Moğollar, bu açıklamayı yaptıkları tarihlerde, Anadolu Pop'un yalnızca düzenlemelerden ibaret olmadığını ve bu tarzda beste de yapılabileceğini kanıtlamak için bir 45'lik çıkarırlar: "Dağ ve Çocuk/İmece". Her iki parçada yerli melodi ve ritimlerden yola çıkılarak yapılmış bestelerdir, büyük ilgi görür. Böylece Moğollar, Anadolu Pop'un yaratıcıları, "Dağ ve Çocuk"ta bestelenmiş ilk Anadolu Pop hiti olarak tarihteki yerini alır. 1970'in başında Hasan Sel ayrılır, yerine daha önce Erkin Koray dörtlüsünde bas çalan Taner Öngür gelir. Daha sonra, Murat Ses'in tipik zurna biçemli org soloları ile Moğollar, aynı çizgide yollarına devam ederler (Garip Çoban ve diğerleri). Temmuz 1970'te bir eleman değişikliği daha yaşanır, Aziz Azmet gruptan ayrılıp solo çalışmaya başlar ve o sıralarda yeni isim yapmaya başlayan Üç Hürel’le bir süre çalışır. Aziz Azmet'in ayrılışının nedeni grubun türkülerle fazla içli dışlı olmasına muhalefet etmesi ve başka arayışlar içerisine girmesiydi.
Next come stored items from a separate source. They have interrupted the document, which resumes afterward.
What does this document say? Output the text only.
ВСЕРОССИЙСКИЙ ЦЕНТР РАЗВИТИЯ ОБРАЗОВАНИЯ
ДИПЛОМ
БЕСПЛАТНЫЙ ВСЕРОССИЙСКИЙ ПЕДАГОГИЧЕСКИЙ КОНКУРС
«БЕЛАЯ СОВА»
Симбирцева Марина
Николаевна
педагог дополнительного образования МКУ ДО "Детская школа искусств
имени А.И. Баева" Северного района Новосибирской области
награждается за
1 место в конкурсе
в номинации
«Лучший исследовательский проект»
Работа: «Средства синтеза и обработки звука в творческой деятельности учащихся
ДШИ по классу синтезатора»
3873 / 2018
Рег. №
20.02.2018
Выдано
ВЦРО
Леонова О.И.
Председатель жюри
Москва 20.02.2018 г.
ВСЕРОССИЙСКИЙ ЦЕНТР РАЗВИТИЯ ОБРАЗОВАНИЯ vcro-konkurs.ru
Aziz Azmet'in ayrılışı üzerine Ersen gruba katılır. Ersen'le "Ternek" 45liğini yaparlar, ancak bu birliktelik uzun sürmez. 1970 ağustos sonunda, Moğollar Ersen'den ayrılır ve Paris'e gider.
Yurtdışı Dönemi ve Ağrı Dağı Efsanesi
Paris'te Moğollar, CBS firması ile üç yıllık bir anlaşma imzalar ve Murat Ses'in bestelerinden oluşan bir 45'lik "Behind the dark/Hitchin" yaparlar (bu plak Türkiye'de İngilizce olarak listebaşı olur). Ayrıca <Guild international du disque> isimli bir plak şirketine de bir albüm yaparlar. Bu albüm "Danses et Rythmes de la Turquie-d'Hier d'Aujourd'hui" 1971 yılında <Academie Charles Cros> büyük plak ödülünü alır. Adı geçen plaktaki bestelerin ve gelenekselden düzenlemelerin tamamına yakını Murat Ses'in kaleminden çıkmıştır. (Kaynak: SACEM-Fransa ve MESAM-Türkiye).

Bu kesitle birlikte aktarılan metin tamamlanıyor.